NEW COVENANT WORSHIP The Ordinary Made Sacred
1 Timothy 4:1–5 rings like a bell through the centuries — steady, clear, and uncompromising. Paul warns Timothy that “in latter times some will depart from the faith” (v. 1), not because they have found a better gospel, but because they have abandoned the only One who can make life holy. They will cling to “doctrines of demons,” not always in the form of wild superstition, but often in the guise of sophisticated religion. They will forbid what God has blessed, restrict what God has opened, and insist upon shadows long after the Light has risen.
And that is why these verses could never be true if the old covenant were still in effect in any form. Under the Mosaic law, certain foods were unclean, certain days untouchable, and certain practices remained fenced off by divine command. But Paul says plainly — almost shockingly — that in Christ “every creature of God is good, and nothing is to be refused if it is received with thanksgiving” (v. 4).
That is a declaration no faithful Jew could have uttered under the old system. It is a banner stretched across the whole New Testament: everything has changed in Christ. The shadows have fled. The ceremonies have bowed. The barriers have crumbled. The Law that once divided clean from unclean has found its fulfillment in the One who makes all things new.
And here is the gospel beauty: the ordinary becomes sacred. Not because the thing itself changes, but because Christ has changed us. “It is sanctified by the word of God and prayer” (v. 5). That means Scripture affirms its goodness, and prayer lifts it into the presence of God. Breakfast at the table, water drawn from a faucet, bread in the hands of a weary saint — all of it becomes holy ground. The old covenant marked out holiness by separation; the new covenant marks out holiness by transformation. God no longer calls us to a life of ritual distance, but to a life of redemptive participation.
This is why false teachers in Paul’s day — and in ours — always drift back toward rules, restrictions, and religious posturing.
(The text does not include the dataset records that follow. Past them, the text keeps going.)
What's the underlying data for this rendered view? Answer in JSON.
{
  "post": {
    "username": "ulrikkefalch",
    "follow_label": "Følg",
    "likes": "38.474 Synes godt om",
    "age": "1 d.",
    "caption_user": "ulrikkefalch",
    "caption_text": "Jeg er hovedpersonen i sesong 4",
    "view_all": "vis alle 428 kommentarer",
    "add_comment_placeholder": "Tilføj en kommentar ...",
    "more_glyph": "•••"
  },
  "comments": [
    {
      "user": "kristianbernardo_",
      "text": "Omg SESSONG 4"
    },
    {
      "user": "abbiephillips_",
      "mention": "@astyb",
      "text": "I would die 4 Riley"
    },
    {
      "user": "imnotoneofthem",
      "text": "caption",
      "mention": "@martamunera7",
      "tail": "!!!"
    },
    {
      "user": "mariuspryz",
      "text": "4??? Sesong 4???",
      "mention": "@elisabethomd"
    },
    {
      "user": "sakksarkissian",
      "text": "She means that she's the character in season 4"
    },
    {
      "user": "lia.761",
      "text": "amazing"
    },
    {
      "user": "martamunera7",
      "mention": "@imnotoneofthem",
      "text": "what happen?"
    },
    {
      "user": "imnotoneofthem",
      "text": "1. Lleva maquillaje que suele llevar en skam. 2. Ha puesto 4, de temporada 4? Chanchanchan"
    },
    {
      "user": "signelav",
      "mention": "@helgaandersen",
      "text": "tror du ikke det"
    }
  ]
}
A heart untouched by grace seeks holiness by subtraction: don’t taste, don’t touch, don’t enjoy. But a heart made alive in Christ finds holiness by consecration: receive, give thanks, and live unto God. The new covenant does not shrink the world — it sanctifies it. And the Christian who walks in that freedom becomes a living testimony to the triumph of Christ over every fading shadow of the Law.
So take heart, believer. Nothing in your life is too common to be touched by glory. The meal on your plate, the work of your hands, the breath in your lungs — offered in gratitude, shaped by Scripture, lifted in prayer — becomes worship. For in Christ, the ordinary is no longer ordinary. It is holy, because He is here.